Be sure to inspect the inside of the shat for any damage and especially along the edges for micro fractures.

GRIM


----------



## aljburk

Cut the arrows down with the insert inside the arrow then remove the insert from the cutoff ends.

You will not damage the main arrow shaft. Just be careful of the smoke and use two sets of pliers. 

This of course only works if you are cutting off an amount longer than the insert. 

Make sure you double check that first!!


----------



## yotehunter243

I just did the drill bit method with 4 Victory VAPs with bent inserts works great


----------



## EchoBravo

This is an old thread, but still useful, so I'll add my 2 cents. 

If you're also a rifle shooter, a .17 or .22 caliber full length cleaning rod, like a Dewey, works great, similar to the drill bit trick. Just insert through the nock end and lightly whack it a few times. Put a little tape around the handle end if you're worried it might damage the nock end (mine didn't).


----------



## csalodge

EchoBravo said:


> This is an old thread, but still useful, so I'll add my 2 cents.
> 
> If you're also a rifle shooter, a .17 or .22 caliber full length cleaning rod, like a Dewey, works great, similar to the drill bit trick. Just insert through the nock end and lightly whack it a few times. Put a little tape around the handle end if you're worried it might damage the nock end (mine didn't).

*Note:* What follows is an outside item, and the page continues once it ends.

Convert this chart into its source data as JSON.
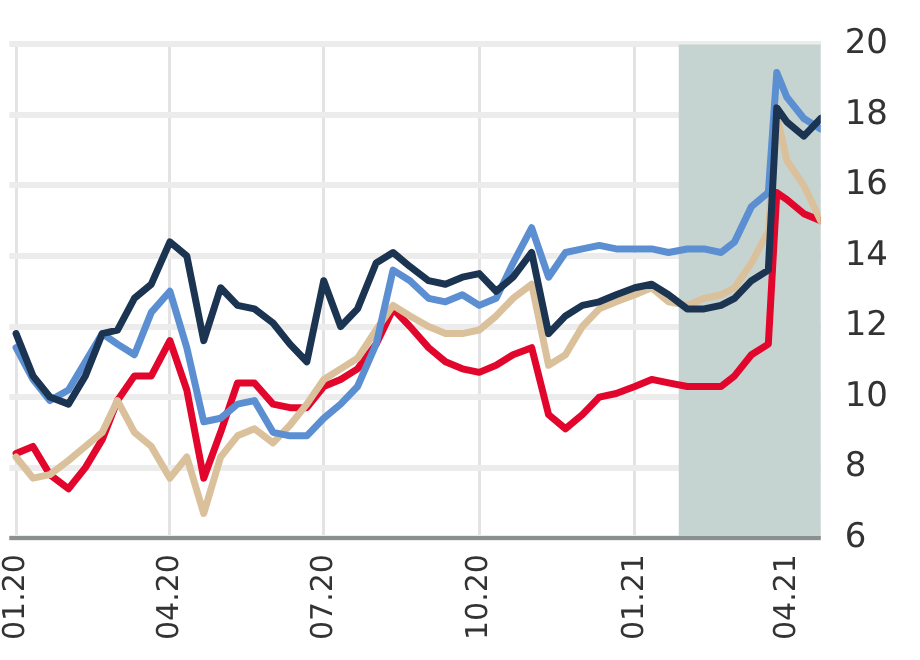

Glad I read all the way to the end of the the end of this thread before I ran out and bought a solid metal rod! I have a .22 caliber cleaning rod 3 feet above my work bench and never even though about it until I read this...:embara:
Lots of great suggestions here. Thanks to all.


----------



## thwackaddict

GOOSE96 said:


> thank you- i just dont like wasting money or flying objects


Then why are you into archery? wasting money???? flying objects????:teeth::set1_rolf2:


----------



## tote

Put a field tip in a vice. Heat it with a torch, not too long. Screw the insert onto the field point and pull. It will slide right off.


----------